Bitcask has a number of advantages owing to its write-once, append-only on-disk data-format and its use of an in-memory hash-table of keys for lookups:

  • Low latency for read and write operations.
  • High throughput, especially when writing an incoming stream of random items: Because the data being written doesn't need to be ordered on disk and because the log-structured design allows for minimal disk-head movement during writes, these operations generally saturate the I/O and disk bandwidth.
  • Single seek to retrieve any value: Bitcask's in-memory hash-table of keys points directly to the locations on disk where the data resides. Bitcask never needs more than one disk-seek to read a value, and the operating system's file-system caching can obviate the need for disk-seeks entirely for some lookups.
  • Predictable lookup and insert performance: Read operations as well as write operations have fixed, predictable behavior. Write operations require only a seek to the end of the current file that is open for writing and an append to that file.

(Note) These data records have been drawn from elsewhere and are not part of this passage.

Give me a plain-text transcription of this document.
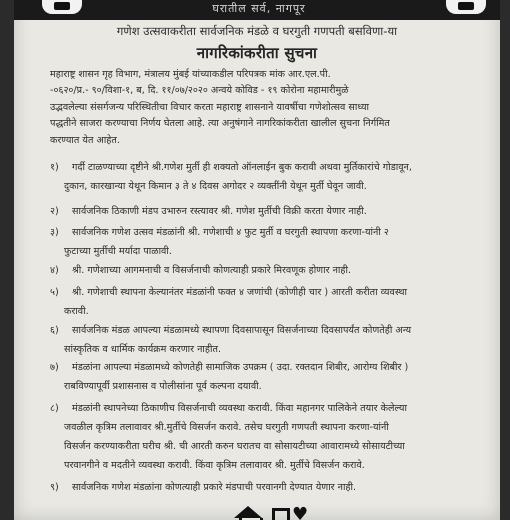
घरातील सर्व, नागपूर
गणेश उत्सवाकरीता सार्वजनिक मंडळे व घरगुती गणपती बसविणा-या
नागरिकांकरीता सुचना

महाराष्ट्र शासन गृह विभाग, मंत्रालय मुंबई यांच्याकडील परिपत्रक मांक आर.एल.पी.

-०६२०/प्र.- ९०/विशा-१, ब, दि. ११/०७/२०२० अन्वये कोविड - १९ कोरोना महामारीमुळे

उद्भवलेल्या संसर्गजन्य परिस्थितीचा विचार करता महाराष्ट्र शासनाने यावर्षीचा गणेशोत्सव साध्या

पद्धतीने साजरा करण्याचा निर्णय घेतला आहे. त्या अनुषंगाने नागरिकांकरीता खालील सुचना निर्गमित

करण्यात येत आहेत.

१) गर्दी टाळण्याच्या दृष्टीने श्री.गणेश मुर्ती ही शक्यतो ऑनलाईन बुक करावी अथवा मुर्तिकारांचे गोडावून,
दुकान, कारखान्या येथून किमान ३ ते ४ दिवस अगोदर २ व्यक्तींनी येथून मुर्ती घेवून जावी.
२) सार्वजनिक ठिकाणी मंडप उभारुन रस्त्यावर श्री. गणेश मुर्तीची विक्री करता येणार नाही.
३) सार्वजनिक गणेश उत्सव मंडळांनी श्री. गणेशाची ४ फुट मुर्ती व घरगुती स्थापणा करणा-यांनी २
फुटाच्या मुर्तीची मर्यादा पाळावी.
४) श्री. गणेशाच्या आगमनाची व विसर्जनाची कोणत्याही प्रकारे मिरवणूक होणार नाही.
५) श्री. गणेशाची स्थापना केल्यानंतर मंडळांनी फक्त ४ जणांची (कोणीही चार ) आरती करीता व्यवस्था
करावी.
६) सार्वजनिक मंडळ आपल्या मंडळामध्ये स्थापणा दिवसापासून विसर्जनाच्या दिवसापर्यंत कोणतेही अन्य
सांस्कृतिक व धार्मिक कार्यक्रम करणार नाहीत.
७) मंडळांना आपल्या मंडळामध्ये कोणतेही सामाजिक उपक्रम ( उदा. रक्तदान शिबीर, आरोग्य शिबीर )
राबविण्यापूर्वी प्रशासनास व पोलीसांना पूर्व कल्पना दयावी.
८) मंडळांनी स्थापनेच्या ठिकाणीच विसर्जनाची व्यवस्था करावी. किंवा महानगर पालिकेने तयार केलेल्या
जवळील कृत्रिम तलावावर श्री.मुर्तीचे विसर्जन करावे. तसेच घरगुती गणपती स्थापना करणा-यांनी
विसर्जन करण्याकरीता घरीच श्री. ची आरती करुन घरातच वा सोसायटीच्या आवारामध्ये सोसायटीच्या
परवानगीने व मदतीने व्यवस्था करावी. किंवा कृत्रिम तलावावर श्री. मुर्तीचे विसर्जन करावे.
९) सार्वजनिक गणेश मंडळांना कोणत्याही प्रकारे मंडपाची परवानगी देण्यात येणार नाही.
♥
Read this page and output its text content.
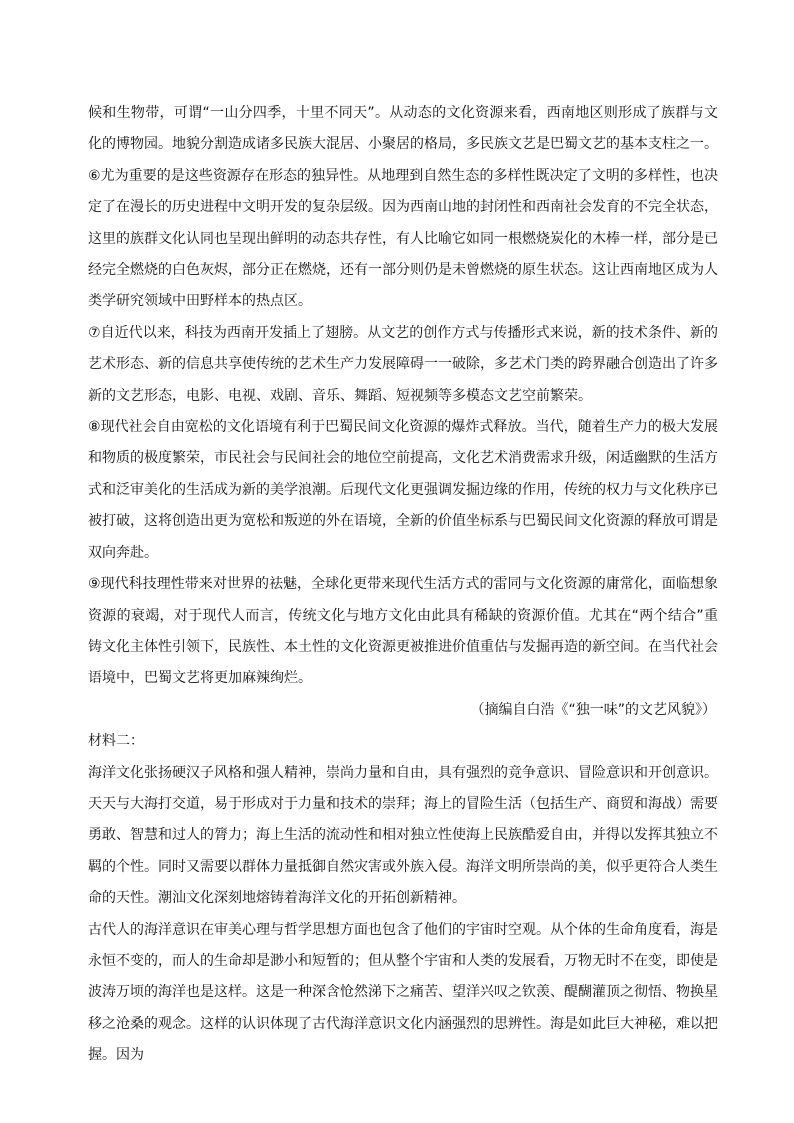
候和生物带，可谓“一山分四季，十里不同天”。从动态的文化资源来看，西南地区则形成了族群与文化的博物园。地貌分割造成诸多民族大混居、小聚居的格局，多民族文艺是巴蜀文艺的基本支柱之一。

⑥尤为重要的是这些资源存在形态的独异性。从地理到自然生态的多样性既决定了文明的多样性，也决定了在漫长的历史进程中文明开发的复杂层级。因为西南山地的封闭性和西南社会发育的不完全状态，这里的族群文化认同也呈现出鲜明的动态共存性，有人比喻它如同一根燃烧炭化的木棒一样，部分是已经完全燃烧的白色灰烬，部分正在燃烧，还有一部分则仍是未曾燃烧的原生状态。这让西南地区成为人类学研究领域中田野样本的热点区。

⑦自近代以来，科技为西南开发插上了翅膀。从文艺的创作方式与传播形式来说，新的技术条件、新的艺术形态、新的信息共享使传统的艺术生产力发展障碍一一破除，多艺术门类的跨界融合创造出了许多新的文艺形态，电影、电视、戏剧、音乐、舞蹈、短视频等多模态文艺空前繁荣。

⑧现代社会自由宽松的文化语境有利于巴蜀民间文化资源的爆炸式释放。当代，随着生产力的极大发展和物质的极度繁荣，市民社会与民间社会的地位空前提高，文化艺术消费需求升级，闲适幽默的生活方式和泛审美化的生活成为新的美学浪潮。后现代文化更强调发掘边缘的作用，传统的权力与文化秩序已被打破，这将创造出更为宽松和叛逆的外在语境，全新的价值坐标系与巴蜀民间文化资源的释放可谓是双向奔赴。

⑨现代科技理性带来对世界的祛魅，全球化更带来现代生活方式的雷同与文化资源的庸常化，面临想象资源的衰竭，对于现代人而言，传统文化与地方文化由此具有稀缺的资源价值。尤其在“两个结合”重铸文化主体性引领下，民族性、本土性的文化资源更被推进价值重估与发掘再造的新空间。在当代社会语境中，巴蜀文艺将更加麻辣绚烂。

（摘编自白浩《“独一味”的文艺风貌》）

材料二：

海洋文化张扬硬汉子风格和强人精神，崇尚力量和自由，具有强烈的竞争意识、冒险意识和开创意识。天天与大海打交道，易于形成对于力量和技术的崇拜；海上的冒险生活（包括生产、商贸和海战）需要勇敢、智慧和过人的膂力；海上生活的流动性和相对独立性使海上民族酷爱自由，并得以发挥其独立不羁的个性。同时又需要以群体力量抵御自然灾害或外族入侵。海洋文明所崇尚的美，似乎更符合人类生命的天性。潮汕文化深刻地熔铸着海洋文化的开拓创新精神。

古代人的海洋意识在审美心理与哲学思想方面也包含了他们的宇宙时空观。从个体的生命角度看，海是永恒不变的，而人的生命却是渺小和短暂的；但从整个宇宙和人类的发展看，万物无时不在变，即使是波涛万顷的海洋也是这样。这是一种深含怆然涕下之痛苦、望洋兴叹之钦羡、醍醐灌顶之彻悟、物换星移之沧桑的观念。这样的认识体现了古代海洋意识文化内涵强烈的思辨性。海是如此巨大神秘，难以把握。因为
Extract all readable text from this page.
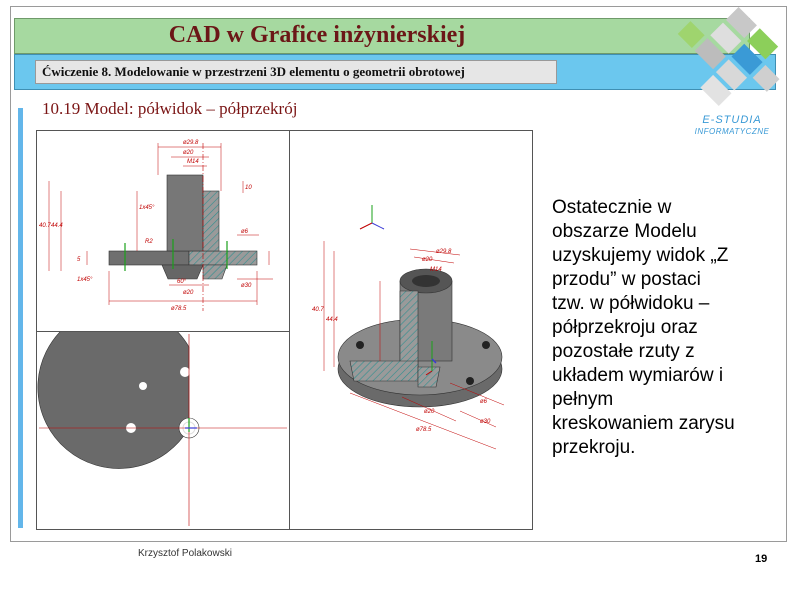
CAD w Grafice inżynierskiej
Ćwiczenie 8. Modelowanie w przestrzeni 3D elementu o geometrii obrotowej
E-STUDIA
INFORMATYCZNE
10.19 Model: półwidok – półprzekrój
ø29.8
ø20
M14
10
1x45°
40.7 44.4
ø6
ø30
5
1x45°
ø20
ø78.5
R2
60°
ø29.8
ø20
M14
40.7
44.4
ø6
ø30
ø20
ø78.5
Ostatecznie w
obszarze Modelu
uzyskujemy widok „Z
przodu” w postaci
tzw. w półwidoku –
półprzekroju oraz
pozostałe rzuty z
układem wymiarów i
pełnym
kreskowaniem zarysu
przekroju.
Krzysztof Polakowski	19
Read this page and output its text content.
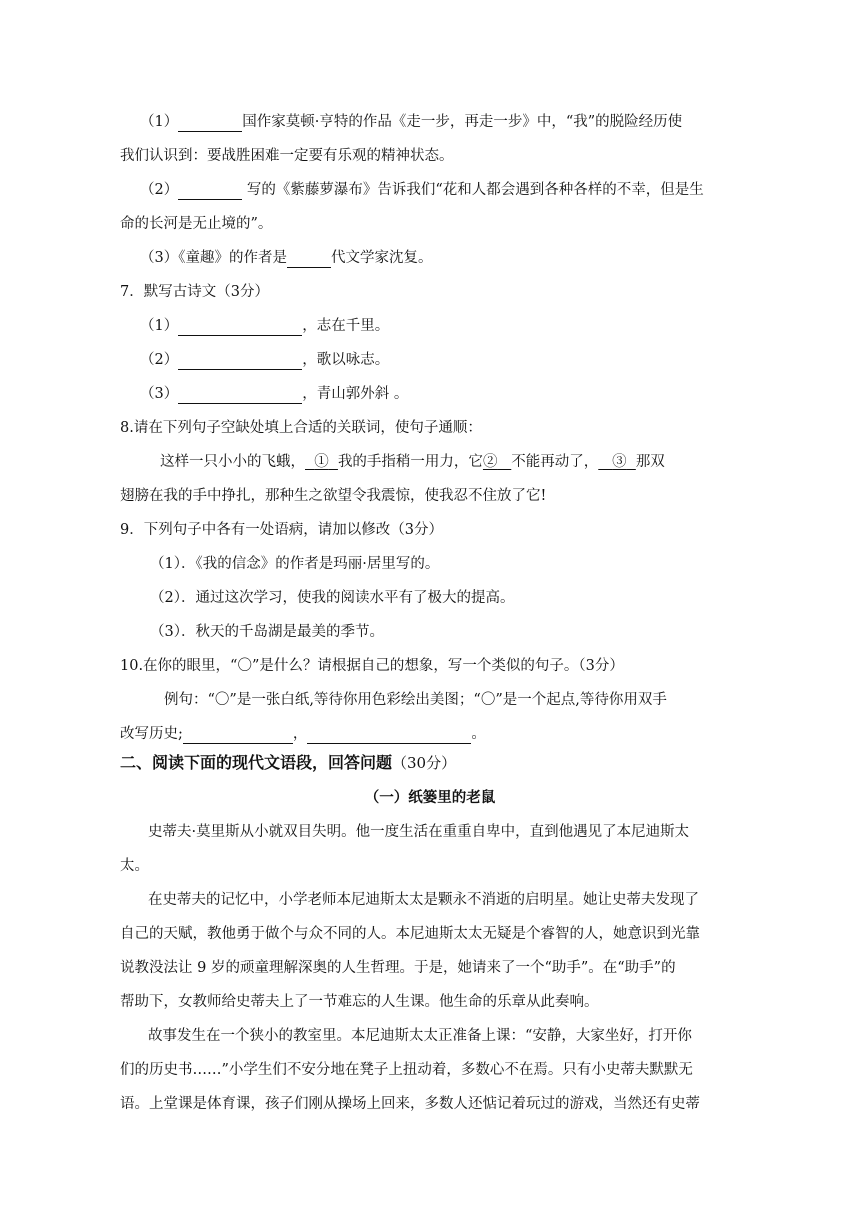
（1）	国作家莫顿·亨特的作品《走一步，再走一步》中，“我”的脱险经历使
我们认识到：要战胜困难一定要有乐观的精神状态。
（2）	写的《紫藤萝瀑布》告诉我们“花和人都会遇到各种各样的不幸，但是生
命的长河是无止境的”。
（3）《童趣》的作者是	代文学家沈复。
7．默写古诗文（3分）
（1）	，志在千里。
（2）	，歌以咏志。
（3）	，青山郭外斜 。
8.请在下列句子空缺处填上合适的关联词，使句子通顺：
这样一只小小的飞蛾， ① 我的手指稍一用力，它② 不能再动了， ③ 那双
翅膀在我的手中挣扎，那种生之欲望令我震惊，使我忍不住放了它!
9．下列句子中各有一处语病，请加以修改（3分）
（1）．《我的信念》的作者是玛丽·居里写的。
（2）．通过这次学习，使我的阅读水平有了极大的提高。
（3）．秋天的千岛湖是最美的季节。
10.在你的眼里，“〇”是什么？请根据自己的想象，写一个类似的句子。（3分）
例句：“〇”是一张白纸,等待你用色彩绘出美图；“〇”是一个起点,等待你用双手
改写历史;	，	。
二、阅读下面的现代文语段，回答问题（30分）
（一）纸篓里的老鼠
史蒂夫·莫里斯从小就双目失明。他一度生活在重重自卑中，直到他遇见了本尼迪斯太
太。
在史蒂夫的记忆中，小学老师本尼迪斯太太是颗永不消逝的启明星。她让史蒂夫发现了
自己的天赋，教他勇于做个与众不同的人。本尼迪斯太太无疑是个睿智的人，她意识到光靠
说教没法让 9 岁的顽童理解深奥的人生哲理。于是，她请来了一个“助手”。在“助手”的
帮助下，女教师给史蒂夫上了一节难忘的人生课。他生命的乐章从此奏响。
故事发生在一个狭小的教室里。本尼迪斯太太正准备上课：“安静，大家坐好，打开你
们的历史书……”小学生们不安分地在凳子上扭动着，多数心不在焉。只有小史蒂夫默默无
语。上堂课是体育课，孩子们刚从操场上回来，多数人还惦记着玩过的游戏，当然还有史蒂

  • Fast, bounded crash recovery: Bitcask's disk format makes recovery straightforward. The only items that might be lost are partially written records at the tail of the file last opened for writes. Recovery need only review the last record or two written and verify checksums to ensure that the data is consistent.
  • Easy backup: Bitcask's disk format means that any utility that archives or copies files in disk-block order will properly backup or copy a Bitcask database.
  • Weakness

    Because Bitcask keeps all keys in memory at all times, the system must have enough memory to contain the entire keyspace in addition to other operational components and the operating system's file-system buffers.